Boston Globe on Beautiful Losers

Boston Globe on Beautiful Losers

Rebels on the rise
By Michael Hardy, Globe Correspondent | September 26, 2008
Ostensibly, “Beautiful Losers” is a documentary about the eponymous band of graphic artists and filmmakers whose work was showcased in a mega-exhibition of the same name that traveled the world from 2004 to 2007, drawing crowds from Baltimore to Tokyo. Mostly self-taught, the artists coalesced in New York in the mid-’90s, brought together by their love of skateboarding, graffiti, and punk rock, and united in their adherence to an ethos of unembarrassed self-expression. Or, as one artist in the film puts it with characteristic inelegance, “the joy of creation and stuff.”

I say the documentary is ostensibly about the Beautiful Losers because that particular group and exhibit were merely one appendage of an artistic movement that’s been gathering steam for the past 30 years and has now, as the film demonstrates, achieved genuine cultural hegemony. This movement – you can call it D.I.Y., indie, underground, punk, alternative, or, less charitably, hipster – is the true subject of directors Aaron Rose and Joshua Leonard, and “Beautiful Losers” is the movement’s cinematic manifesto.

In case you doubt the movement’s importance, here’s a brief D.I.Y. Hall of Fame. In music, the Clash, the Pixies, Nirvana, and Beck; in literature, Jay McInerney, Bret Easton Ellis, Chuck Palahniuk, and the late David Foster Wallace; in art, Jean-Michel Basquiat, Julian Schnabel, R. Crumb, and Jeff Koons; in film, Lars von Trier, Vincent Gallo, Spike Jonze, and Wes Anderson.
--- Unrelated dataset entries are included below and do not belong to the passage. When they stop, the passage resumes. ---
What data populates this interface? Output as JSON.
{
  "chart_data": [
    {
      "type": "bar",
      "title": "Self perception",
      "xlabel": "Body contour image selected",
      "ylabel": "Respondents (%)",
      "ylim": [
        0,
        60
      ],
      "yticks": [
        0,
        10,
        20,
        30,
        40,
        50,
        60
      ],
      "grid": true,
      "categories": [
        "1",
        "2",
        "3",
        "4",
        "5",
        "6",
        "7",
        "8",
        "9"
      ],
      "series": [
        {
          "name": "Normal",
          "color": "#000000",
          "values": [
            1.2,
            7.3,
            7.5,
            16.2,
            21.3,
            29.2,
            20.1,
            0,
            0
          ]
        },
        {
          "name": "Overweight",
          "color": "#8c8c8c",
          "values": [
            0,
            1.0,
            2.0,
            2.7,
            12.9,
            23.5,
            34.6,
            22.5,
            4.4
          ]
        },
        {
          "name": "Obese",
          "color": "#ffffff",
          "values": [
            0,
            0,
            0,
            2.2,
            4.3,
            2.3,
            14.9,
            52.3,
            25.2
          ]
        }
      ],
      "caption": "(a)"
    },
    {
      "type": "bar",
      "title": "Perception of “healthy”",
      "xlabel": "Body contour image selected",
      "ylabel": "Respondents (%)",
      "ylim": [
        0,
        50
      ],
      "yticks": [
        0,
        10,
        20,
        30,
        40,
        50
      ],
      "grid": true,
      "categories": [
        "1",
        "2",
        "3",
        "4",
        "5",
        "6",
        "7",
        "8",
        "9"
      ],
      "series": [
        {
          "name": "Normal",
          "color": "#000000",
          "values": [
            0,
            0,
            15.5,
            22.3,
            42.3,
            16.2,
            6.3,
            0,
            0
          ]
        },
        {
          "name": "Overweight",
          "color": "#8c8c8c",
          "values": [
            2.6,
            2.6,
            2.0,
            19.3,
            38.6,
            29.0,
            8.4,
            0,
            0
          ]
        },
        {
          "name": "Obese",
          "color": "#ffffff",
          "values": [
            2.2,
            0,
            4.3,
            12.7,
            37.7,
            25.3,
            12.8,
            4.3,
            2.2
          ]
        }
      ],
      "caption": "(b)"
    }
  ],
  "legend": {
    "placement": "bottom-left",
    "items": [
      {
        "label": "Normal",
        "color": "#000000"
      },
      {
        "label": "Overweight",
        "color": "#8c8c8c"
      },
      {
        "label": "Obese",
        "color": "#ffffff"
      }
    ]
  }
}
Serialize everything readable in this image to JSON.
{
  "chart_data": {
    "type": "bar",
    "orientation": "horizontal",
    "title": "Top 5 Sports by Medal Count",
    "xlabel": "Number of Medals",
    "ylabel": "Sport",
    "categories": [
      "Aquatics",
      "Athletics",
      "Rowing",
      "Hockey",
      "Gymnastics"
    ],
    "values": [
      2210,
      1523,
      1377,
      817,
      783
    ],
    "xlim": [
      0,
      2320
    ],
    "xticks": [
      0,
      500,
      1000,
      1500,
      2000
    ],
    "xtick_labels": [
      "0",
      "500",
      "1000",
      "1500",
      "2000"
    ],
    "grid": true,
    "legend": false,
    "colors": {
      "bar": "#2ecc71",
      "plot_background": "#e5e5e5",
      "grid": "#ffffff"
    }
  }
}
Born in angry reaction to the cultural homogenization of the Thatcher-Reagan ’80s, the D.I.Y.ers shared a philosophy of anti-authoritarianism, self-reliance, and emotional authenticity. They channeled their fury toward corporations, schools, record labels, the government, and any other institution that happened to get between them and a good time. So what happens when the underground goes mainstream? That’s the dilemma facing the latter-day-D.I.Y.ers of “Beautiful Losers.”

For a film about a gaggle of slackers, “Beautiful Losers” is remarkably polished; with its quicksilver editing and fastidious mise-en-scene, it’s as tight as the artists are slack. Rose and Leonard are smart enough to leave the idiosyncrasies to their subjects, who are happy to oblige.

Many of the artists now have contracts with established New York galleries. Their shows get reviewed in The New York Times. They design advertisements for Pepsi, Volkswagen, and The Gap. One of the artists, graphic designer Mike Mills, even films his interviews wearing a suit and tie.

The rebels who once flouted the system are now, for better or worse, running the system. They make our television shows, movies, and music. They write our novels. They design our clothing and our websites. If you want to understand what they’re all about – where they came from, what they believe in, and how they’re handling success – there’s no better place to start than “Beautiful Losers,” one of the year’s best documentaries.